Ben Doherty, Delhi
THE Sri Lankan newspaper editor told by a government official she would be killed – but who was denied protection in Australia – has fled Colombo for political asylum in another country.
Frederica Jansz was told by Sri Lankan Defence Secretary Gotabaya Rajapaksa, the brother of the country’s President, that if they were at a function together ”I will tell people this is the editor of the Sunday Leader and 90 per cent there will show that they hate you … they will kill you”. Mr Rajapaksa said he was harassed by the paper and the language he used was in common use.
Jansz was later fired as editor of the Sunday Leader when new pro-government owners bought out the paper. She has said that even after being terminated, she was followed home twice and received threatening phone calls.
The Sunday Leader has a history of confrontation with those in power in Sri Lanka, on both sides of politics. Supporters say it is a lone independent voice in Sri Lanka’s media, while critics argue it is biased and carries a personal enmity for President Mahinda Rajapaksa and his family.
The paper has had its presses firebombed twice and Jansz’s predecessor as editor, Lasantha Wickrematunge, was assassinated as he drove to work in 2009. His murder has never been solved.
In September, Jansz applied for a humanitarian visa to resettle in Australia, but was denied.
Two weeks ago, after she was warned her passport would soon be seized, she fled Sri Lanka with her two sons. She is living in a western country and is applying for political asylum.
On Tuesday, a Colombo court issued a warrant for Jansz’s arrest, over a historic defamation case, brought by the MP Thilanga Sumathipala.
Mr Sumathipala was sentenced to two years’ jail for passport fraud, two judges were sacked and an underworld figure killed in a courtroom, following a series of articles written by Jansz.

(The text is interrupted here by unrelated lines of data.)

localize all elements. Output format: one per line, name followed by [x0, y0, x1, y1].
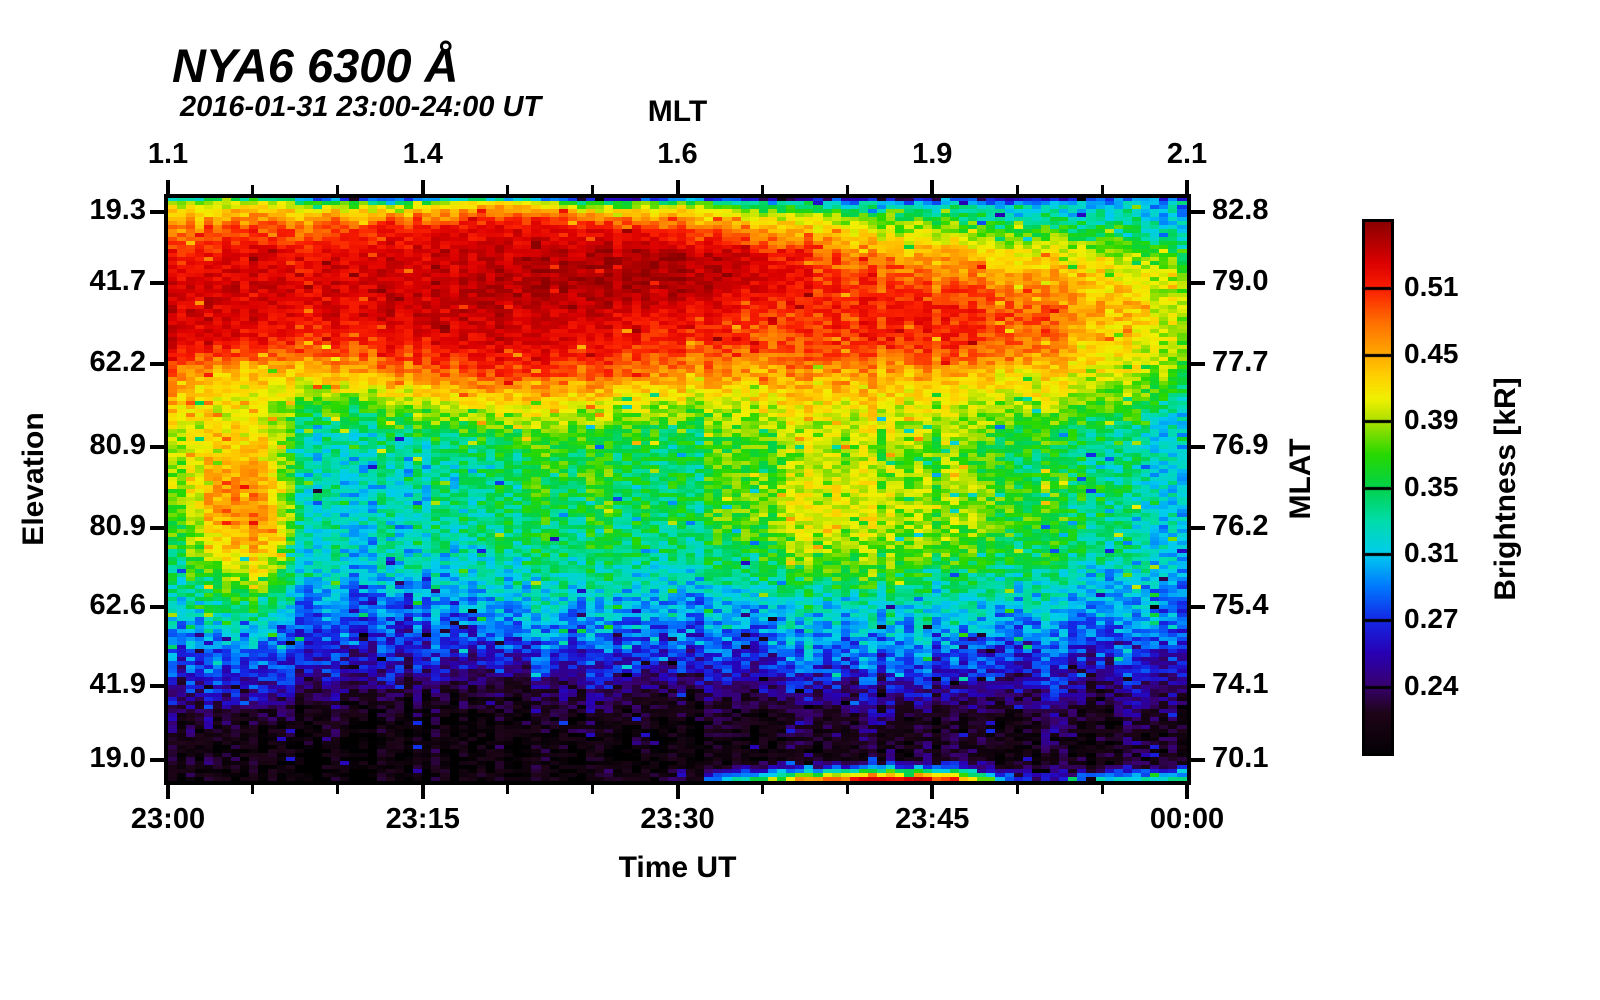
right-axis-tick-label: 75.4 [1212, 589, 1269, 622]
top-axis-tick-label: 1.4 [402, 138, 443, 170]
left-axis-tick-label: 62.2 [89, 346, 146, 379]
chart-subtitle: 2016-01-31 23:00-24:00 UT [180, 91, 542, 123]
plot-area [164, 194, 1191, 785]
top-axis-tick-label: 2.1 [1166, 138, 1208, 170]
top-axis-tick-label: 1.9 [912, 138, 953, 170]
colorbar [1362, 219, 1394, 756]
colorbar-tick-label: 0.45 [1404, 337, 1459, 369]
colorbar-tick-label: 0.31 [1404, 536, 1459, 568]
bottom-axis-tick-label: 23:15 [385, 803, 460, 835]
right-axis-tick-label: 70.1 [1212, 742, 1269, 774]
chart-title: NYA6 6300 Å [172, 39, 459, 92]
bottom-axis-tick-label: 00:00 [1149, 803, 1225, 835]
bottom-axis-tick-label: 23:45 [895, 803, 970, 835]
colorbar-tick-label: 0.27 [1404, 603, 1459, 635]
left-axis-tick-label: 62.6 [89, 589, 146, 622]
top-axis-tick-label: 1.6 [657, 138, 698, 170]
bottom-axis-label: Time UT [618, 851, 737, 884]
top-axis-tick-label: 1.1 [147, 138, 189, 170]
left-axis-tick-label: 80.9 [89, 509, 146, 542]
colorbar-tick-label: 0.39 [1404, 404, 1459, 436]
left-axis-tick-label: 19.3 [89, 193, 146, 226]
right-axis-tick-label: 74.1 [1212, 667, 1269, 700]
heatmap-canvas [168, 198, 1187, 781]
bottom-axis-tick-label: 23:00 [130, 803, 206, 835]
left-axis-tick-label: 80.9 [89, 428, 146, 461]
right-axis-tick-label: 76.9 [1212, 428, 1269, 461]
left-axis-tick-label: 19.0 [89, 742, 146, 774]
bottom-axis-tick-label: 23:30 [640, 803, 715, 835]
right-axis-tick-label: 82.8 [1212, 193, 1269, 226]
colorbar-label: Brightness [kR] [1489, 377, 1522, 601]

From her new country, Jansz told Fairfax she felt safe, but was devastated to leave her homeland. ”It broke my heart, it shattered me. My sons and I were so happy there … But I was left with no option. I knew they were going to throw me in jail, or I would be attacked. I couldn’t keep fighting. I felt it was important I stayed out of jail, and stayed alive, for my kids.”
She says she will never return to Sri Lanka. ”There’s no going back for me, absolutely not. I feel lucky that I got out of this alive.”
Sri Lanka has one of the poorest press freedom records in the world. Violence against journalists is common, and media offices are often raided by police and shut down.
”If you dare to defy the government, you will pay a price,” Jansz said. ”My predecessor, Lasantha, he paid the ultimate price.”
Australian relations with Sri Lanka are a sensitive juncture, as both countries try to stem the flow of asylum seekers leaving Sri Lanka by boat bound for Australia. More than 5500 Sri Lankans have reached Australian shores this year, the highest number on record.
As part of the United Nations universal periodic review process – in which all UN countries have their human rights records assessed by fellow members – Australia told Sri Lanka it should ”reduce and eliminate all cases of abuse, torture or mistreatment by police and security forces”. Sri Lanka rejected the recommendations.